I guess I did. But she hurt me, too. Which is probably why we haven’t spoken in five years. That and my lack of communication skills. I’m better online than real life. I can somehow express myself playing video games, but when I’m around people _ especially women _ I often say the wrong things. Or I don’t say enough. Or something. I usually can’t figure out why I’m so inept. Maybe it’s because I’m a guy.
Cata was the one person who understood me, but I ultimately said the wrong things to her, too.
But now that we’re in the same room, all bets are off. At least for me, the pain has vanished faster than a level 32 spell in World of Warcraft. Liam and Sawyer would probably say I’m weak and pussy-whipped, but they don’t know how much I’ve wanted this moment to leap from my fantasies and into real life.
“Catalina,” I say softly, and her eyes grow wider. Less angry.
I’m a foot away from her, closer than I’ve been in years. My hands jam into my shorts pockets as if they know better than my brain that they shouldn’t touch her. Her eyes falter and lower to my chest, and my gaze follows.

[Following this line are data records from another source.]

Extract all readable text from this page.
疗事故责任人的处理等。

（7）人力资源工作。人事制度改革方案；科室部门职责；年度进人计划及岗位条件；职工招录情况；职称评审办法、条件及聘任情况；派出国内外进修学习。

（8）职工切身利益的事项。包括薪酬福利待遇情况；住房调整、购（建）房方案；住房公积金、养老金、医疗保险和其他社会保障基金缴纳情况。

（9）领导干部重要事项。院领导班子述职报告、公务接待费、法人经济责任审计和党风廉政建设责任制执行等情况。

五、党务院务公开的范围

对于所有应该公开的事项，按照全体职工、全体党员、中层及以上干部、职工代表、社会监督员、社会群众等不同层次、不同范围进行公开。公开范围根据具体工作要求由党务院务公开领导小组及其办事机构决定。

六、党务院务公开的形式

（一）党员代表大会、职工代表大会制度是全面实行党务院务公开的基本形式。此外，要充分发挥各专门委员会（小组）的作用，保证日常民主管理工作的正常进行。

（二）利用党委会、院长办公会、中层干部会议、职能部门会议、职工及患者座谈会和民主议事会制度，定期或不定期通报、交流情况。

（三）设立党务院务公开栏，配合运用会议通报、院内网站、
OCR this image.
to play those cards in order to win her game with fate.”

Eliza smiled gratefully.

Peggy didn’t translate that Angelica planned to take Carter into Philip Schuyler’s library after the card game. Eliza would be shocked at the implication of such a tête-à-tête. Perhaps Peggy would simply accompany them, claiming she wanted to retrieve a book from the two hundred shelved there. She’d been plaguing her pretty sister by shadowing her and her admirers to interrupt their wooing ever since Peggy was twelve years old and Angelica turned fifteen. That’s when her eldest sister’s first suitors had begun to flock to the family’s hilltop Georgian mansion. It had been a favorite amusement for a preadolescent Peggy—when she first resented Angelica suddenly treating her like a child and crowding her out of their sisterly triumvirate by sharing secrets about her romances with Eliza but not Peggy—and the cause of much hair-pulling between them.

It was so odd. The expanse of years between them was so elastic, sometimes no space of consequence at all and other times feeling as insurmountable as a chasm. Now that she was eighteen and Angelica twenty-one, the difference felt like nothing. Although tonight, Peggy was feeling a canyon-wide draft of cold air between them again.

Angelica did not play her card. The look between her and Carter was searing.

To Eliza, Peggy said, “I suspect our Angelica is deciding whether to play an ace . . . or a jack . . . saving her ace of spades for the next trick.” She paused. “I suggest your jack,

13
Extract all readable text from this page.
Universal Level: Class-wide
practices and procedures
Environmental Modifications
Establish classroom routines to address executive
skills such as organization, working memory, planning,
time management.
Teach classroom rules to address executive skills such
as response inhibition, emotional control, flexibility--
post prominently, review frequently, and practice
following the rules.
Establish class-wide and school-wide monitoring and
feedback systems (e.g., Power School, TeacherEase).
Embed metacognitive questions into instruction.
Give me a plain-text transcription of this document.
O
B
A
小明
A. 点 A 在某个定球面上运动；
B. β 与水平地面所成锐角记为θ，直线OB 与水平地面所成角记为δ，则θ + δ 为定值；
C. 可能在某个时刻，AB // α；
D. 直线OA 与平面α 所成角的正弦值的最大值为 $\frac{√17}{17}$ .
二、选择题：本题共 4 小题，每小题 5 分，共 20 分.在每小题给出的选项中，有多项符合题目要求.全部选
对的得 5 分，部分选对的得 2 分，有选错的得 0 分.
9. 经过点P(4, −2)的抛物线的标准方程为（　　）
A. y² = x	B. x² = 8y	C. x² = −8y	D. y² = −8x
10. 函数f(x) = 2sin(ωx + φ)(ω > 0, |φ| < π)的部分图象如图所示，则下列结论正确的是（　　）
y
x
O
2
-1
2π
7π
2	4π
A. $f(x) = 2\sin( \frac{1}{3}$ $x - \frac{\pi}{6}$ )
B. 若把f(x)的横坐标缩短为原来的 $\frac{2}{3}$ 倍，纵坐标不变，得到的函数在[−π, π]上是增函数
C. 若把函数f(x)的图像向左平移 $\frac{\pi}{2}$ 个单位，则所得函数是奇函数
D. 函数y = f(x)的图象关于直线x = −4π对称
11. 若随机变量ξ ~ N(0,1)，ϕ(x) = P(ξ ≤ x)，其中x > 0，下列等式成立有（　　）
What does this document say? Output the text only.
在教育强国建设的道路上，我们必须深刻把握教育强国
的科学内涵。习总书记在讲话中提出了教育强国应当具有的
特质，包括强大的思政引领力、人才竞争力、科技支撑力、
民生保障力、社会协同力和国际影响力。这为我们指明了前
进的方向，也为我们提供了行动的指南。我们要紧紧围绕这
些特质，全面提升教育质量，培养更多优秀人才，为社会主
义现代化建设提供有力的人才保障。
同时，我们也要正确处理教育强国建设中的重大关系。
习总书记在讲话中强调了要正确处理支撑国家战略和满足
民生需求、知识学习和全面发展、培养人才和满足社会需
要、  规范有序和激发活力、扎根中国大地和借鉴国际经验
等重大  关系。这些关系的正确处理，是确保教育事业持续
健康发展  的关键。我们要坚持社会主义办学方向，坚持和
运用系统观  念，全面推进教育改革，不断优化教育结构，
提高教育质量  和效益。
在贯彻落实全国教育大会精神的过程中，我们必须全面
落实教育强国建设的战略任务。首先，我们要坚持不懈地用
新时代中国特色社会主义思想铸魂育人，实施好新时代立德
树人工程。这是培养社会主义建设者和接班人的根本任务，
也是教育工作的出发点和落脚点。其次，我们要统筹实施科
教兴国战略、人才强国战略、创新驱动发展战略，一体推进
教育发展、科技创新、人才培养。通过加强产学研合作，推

“Oh, um. Sorry.” I had thrown on a white-button down over my shorts but had fastened only the bottom three buttons. I quickly close a few more, not wanting her to see that I’m still wearing the long silver ball chain and the pendant she gave me years ago. I raise my eyes to see her licking her bottom lip. Her legs are bare and pale. Smooth and soft. They look even paler because she’s wearing little black shorts. God, I always loved her skin. Are those raindrops on her ankles? I almost groan out loud and try not to stare.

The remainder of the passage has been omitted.